I was born in 1909 at Percy Main where I grew up; I remember spending Sundays on the Lonnen and people being allowed to play on the Makepeace Farm field.
I went to Church at St John’s Church Percy Main and attended Percy Main Council School with my five brothers.
In those days women didn’t work, they stayed at home and looked after their families. It wasn’t easy – for instance, on washing days two families shared a wash house where there was a tub, poss-stick and a boiler. The boiler would need to be lighted early morning. First, the clothes would be washed, next came the scrubbing followed by the rinsing and finally a rinse in Dolly Blue. The clothes were then put through the big wooden rolls of a wringer that usually stood out in the yard and sometimes it took two to turn the handle to get the sheets and blankets through. Lastly, the clothes would be hung out in the back lane on a line supported by a long prop.

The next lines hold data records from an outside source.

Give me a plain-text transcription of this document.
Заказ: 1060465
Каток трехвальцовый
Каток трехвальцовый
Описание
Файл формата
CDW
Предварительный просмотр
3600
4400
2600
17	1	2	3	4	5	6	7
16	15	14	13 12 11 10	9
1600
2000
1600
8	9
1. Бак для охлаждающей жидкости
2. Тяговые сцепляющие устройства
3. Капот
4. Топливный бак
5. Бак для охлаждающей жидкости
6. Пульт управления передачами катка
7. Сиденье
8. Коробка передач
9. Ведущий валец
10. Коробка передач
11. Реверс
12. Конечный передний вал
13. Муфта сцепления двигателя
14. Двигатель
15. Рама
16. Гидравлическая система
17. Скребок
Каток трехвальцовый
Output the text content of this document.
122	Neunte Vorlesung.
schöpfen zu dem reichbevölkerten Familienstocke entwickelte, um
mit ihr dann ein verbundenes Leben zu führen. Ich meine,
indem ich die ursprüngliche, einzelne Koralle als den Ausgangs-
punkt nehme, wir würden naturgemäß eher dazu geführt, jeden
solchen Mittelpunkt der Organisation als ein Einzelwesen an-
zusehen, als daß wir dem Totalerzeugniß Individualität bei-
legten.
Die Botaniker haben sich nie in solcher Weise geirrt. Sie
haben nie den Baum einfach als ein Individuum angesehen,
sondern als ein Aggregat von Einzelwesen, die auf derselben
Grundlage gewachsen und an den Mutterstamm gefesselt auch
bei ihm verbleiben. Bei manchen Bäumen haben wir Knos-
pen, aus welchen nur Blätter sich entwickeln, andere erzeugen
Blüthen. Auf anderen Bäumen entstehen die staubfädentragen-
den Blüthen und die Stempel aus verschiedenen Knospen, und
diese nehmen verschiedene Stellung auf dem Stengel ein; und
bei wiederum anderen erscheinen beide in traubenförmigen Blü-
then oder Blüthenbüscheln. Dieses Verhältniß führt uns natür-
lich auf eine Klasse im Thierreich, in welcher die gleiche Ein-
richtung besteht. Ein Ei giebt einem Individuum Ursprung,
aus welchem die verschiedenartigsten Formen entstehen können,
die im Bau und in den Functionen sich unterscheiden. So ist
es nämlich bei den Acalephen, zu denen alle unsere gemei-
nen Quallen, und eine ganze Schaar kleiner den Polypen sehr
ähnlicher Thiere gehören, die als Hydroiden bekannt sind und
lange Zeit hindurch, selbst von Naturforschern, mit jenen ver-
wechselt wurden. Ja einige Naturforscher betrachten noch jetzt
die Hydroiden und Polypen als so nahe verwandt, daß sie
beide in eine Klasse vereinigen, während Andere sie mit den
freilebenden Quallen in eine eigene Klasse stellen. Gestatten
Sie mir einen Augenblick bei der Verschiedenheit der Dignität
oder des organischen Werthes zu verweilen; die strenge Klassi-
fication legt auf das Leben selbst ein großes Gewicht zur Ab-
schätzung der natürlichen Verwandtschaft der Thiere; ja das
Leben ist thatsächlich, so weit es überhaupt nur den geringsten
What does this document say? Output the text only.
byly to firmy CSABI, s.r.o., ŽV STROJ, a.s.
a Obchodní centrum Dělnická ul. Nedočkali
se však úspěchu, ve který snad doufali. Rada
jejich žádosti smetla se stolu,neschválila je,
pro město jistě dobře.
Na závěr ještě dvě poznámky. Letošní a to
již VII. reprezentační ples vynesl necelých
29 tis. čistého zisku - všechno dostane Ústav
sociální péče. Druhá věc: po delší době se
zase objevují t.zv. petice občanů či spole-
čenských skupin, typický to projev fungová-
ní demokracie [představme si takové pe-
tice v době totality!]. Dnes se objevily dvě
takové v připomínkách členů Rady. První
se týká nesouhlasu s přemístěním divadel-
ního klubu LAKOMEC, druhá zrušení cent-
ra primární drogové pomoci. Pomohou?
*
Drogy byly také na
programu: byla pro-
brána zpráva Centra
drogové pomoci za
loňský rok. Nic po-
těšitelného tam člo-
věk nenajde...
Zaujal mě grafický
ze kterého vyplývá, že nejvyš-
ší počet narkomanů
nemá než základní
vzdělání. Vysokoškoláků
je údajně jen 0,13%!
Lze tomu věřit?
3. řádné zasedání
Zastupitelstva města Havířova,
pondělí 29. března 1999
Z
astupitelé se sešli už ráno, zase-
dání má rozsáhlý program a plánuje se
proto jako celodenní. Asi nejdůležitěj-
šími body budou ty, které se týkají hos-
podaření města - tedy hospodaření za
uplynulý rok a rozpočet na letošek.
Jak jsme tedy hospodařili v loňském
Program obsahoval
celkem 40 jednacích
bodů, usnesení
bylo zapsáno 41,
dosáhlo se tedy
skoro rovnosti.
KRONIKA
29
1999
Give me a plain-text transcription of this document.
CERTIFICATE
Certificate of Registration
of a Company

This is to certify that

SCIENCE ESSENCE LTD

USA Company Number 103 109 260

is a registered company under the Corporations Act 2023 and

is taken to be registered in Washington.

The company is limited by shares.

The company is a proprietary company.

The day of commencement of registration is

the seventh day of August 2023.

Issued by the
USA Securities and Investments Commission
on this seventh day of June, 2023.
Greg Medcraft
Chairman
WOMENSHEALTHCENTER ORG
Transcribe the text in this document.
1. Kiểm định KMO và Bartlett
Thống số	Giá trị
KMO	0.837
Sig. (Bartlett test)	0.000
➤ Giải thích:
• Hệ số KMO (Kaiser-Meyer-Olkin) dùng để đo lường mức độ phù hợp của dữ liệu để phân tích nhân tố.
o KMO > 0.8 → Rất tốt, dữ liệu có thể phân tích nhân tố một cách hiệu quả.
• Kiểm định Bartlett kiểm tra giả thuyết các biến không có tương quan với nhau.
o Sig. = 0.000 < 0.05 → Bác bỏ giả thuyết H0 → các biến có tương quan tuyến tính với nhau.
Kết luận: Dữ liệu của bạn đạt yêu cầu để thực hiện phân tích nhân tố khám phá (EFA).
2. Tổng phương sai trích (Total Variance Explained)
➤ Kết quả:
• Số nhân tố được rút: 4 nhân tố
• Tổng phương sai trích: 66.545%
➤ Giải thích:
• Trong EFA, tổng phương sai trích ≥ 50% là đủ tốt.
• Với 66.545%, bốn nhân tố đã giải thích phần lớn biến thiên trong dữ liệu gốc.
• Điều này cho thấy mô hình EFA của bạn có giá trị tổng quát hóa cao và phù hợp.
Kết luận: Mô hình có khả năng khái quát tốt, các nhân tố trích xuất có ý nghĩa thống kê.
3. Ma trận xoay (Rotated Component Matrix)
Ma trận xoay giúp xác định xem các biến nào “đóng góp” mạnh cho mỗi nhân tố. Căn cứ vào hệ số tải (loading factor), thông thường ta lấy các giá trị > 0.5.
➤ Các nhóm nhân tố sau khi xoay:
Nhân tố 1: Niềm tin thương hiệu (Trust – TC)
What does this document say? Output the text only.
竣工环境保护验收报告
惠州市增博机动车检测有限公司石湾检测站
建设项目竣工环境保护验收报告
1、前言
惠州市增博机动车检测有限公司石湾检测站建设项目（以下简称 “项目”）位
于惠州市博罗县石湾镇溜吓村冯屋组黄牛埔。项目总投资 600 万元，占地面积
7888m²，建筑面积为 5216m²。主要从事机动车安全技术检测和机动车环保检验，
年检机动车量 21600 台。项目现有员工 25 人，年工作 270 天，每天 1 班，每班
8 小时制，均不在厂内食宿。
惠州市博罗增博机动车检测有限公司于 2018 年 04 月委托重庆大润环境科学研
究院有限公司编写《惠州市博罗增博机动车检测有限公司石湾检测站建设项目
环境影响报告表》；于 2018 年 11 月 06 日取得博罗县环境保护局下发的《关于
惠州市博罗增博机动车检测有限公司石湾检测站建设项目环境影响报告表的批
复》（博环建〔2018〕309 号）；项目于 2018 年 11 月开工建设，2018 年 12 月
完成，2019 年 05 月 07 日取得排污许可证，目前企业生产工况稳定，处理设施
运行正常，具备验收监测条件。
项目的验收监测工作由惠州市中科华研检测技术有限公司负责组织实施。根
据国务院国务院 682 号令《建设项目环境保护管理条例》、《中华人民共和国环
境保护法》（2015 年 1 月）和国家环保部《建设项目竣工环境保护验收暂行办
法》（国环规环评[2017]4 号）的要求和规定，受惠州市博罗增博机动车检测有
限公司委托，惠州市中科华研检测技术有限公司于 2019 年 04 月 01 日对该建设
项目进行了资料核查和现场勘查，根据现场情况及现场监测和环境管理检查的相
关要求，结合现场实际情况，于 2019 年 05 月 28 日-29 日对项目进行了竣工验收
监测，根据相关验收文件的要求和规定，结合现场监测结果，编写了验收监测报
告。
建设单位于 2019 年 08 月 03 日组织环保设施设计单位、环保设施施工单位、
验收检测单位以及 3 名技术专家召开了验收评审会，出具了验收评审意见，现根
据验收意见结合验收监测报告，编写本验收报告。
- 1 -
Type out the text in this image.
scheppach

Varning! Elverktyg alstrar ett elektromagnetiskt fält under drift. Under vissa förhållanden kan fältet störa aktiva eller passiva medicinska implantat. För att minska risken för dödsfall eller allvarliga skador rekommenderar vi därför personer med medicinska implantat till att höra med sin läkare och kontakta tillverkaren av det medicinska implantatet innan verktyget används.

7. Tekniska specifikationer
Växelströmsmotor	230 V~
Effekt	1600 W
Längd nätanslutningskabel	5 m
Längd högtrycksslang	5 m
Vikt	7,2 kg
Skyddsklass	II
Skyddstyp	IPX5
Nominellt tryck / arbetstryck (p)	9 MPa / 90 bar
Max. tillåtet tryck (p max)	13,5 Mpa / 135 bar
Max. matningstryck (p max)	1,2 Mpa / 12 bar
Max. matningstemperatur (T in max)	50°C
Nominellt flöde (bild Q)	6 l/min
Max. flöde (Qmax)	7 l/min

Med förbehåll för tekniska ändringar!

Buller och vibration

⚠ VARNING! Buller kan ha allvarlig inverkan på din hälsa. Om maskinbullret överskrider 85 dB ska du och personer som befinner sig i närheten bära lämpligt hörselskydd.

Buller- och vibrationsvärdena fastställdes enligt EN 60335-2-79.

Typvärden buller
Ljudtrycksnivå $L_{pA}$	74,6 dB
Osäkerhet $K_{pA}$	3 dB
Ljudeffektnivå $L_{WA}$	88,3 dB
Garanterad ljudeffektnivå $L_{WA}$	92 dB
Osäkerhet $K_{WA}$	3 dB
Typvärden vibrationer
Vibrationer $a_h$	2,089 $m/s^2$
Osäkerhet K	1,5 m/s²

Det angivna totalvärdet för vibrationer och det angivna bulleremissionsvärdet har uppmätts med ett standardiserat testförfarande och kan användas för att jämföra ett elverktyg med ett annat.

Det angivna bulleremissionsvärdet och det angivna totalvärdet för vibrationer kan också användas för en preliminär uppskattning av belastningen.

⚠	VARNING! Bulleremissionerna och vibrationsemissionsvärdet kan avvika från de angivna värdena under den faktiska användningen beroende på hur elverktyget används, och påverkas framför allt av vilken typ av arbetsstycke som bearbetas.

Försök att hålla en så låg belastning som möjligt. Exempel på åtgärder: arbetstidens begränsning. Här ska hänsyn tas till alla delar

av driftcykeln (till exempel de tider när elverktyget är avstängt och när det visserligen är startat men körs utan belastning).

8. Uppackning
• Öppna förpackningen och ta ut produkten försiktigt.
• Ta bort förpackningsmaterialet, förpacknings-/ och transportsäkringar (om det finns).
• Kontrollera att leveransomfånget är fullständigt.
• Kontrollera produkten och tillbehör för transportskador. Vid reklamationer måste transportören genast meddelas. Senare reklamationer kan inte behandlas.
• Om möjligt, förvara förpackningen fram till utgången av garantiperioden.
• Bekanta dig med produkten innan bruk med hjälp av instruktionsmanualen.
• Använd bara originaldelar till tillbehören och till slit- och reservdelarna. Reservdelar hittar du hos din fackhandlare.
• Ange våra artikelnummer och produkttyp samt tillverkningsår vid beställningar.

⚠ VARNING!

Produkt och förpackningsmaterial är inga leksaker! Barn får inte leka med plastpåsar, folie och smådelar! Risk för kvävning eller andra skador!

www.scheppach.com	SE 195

Sometimes you would just get the clean washing pegged out and down the lane would come the coalman with his horse and cart piled high with one-hundredweight sacks of coal. We would then have to run into the lane and raise the props as high as we could so that the horse and cart could pass underneath.
There was often ructions on, as occasionally a snowy white sheet would trail over the tops of the coal bags. That reminds me of a women from the next street to us. She would carry her mats into our back lane to shake them. My mother caught her one day doing this just after she had pegged out her wet sheets.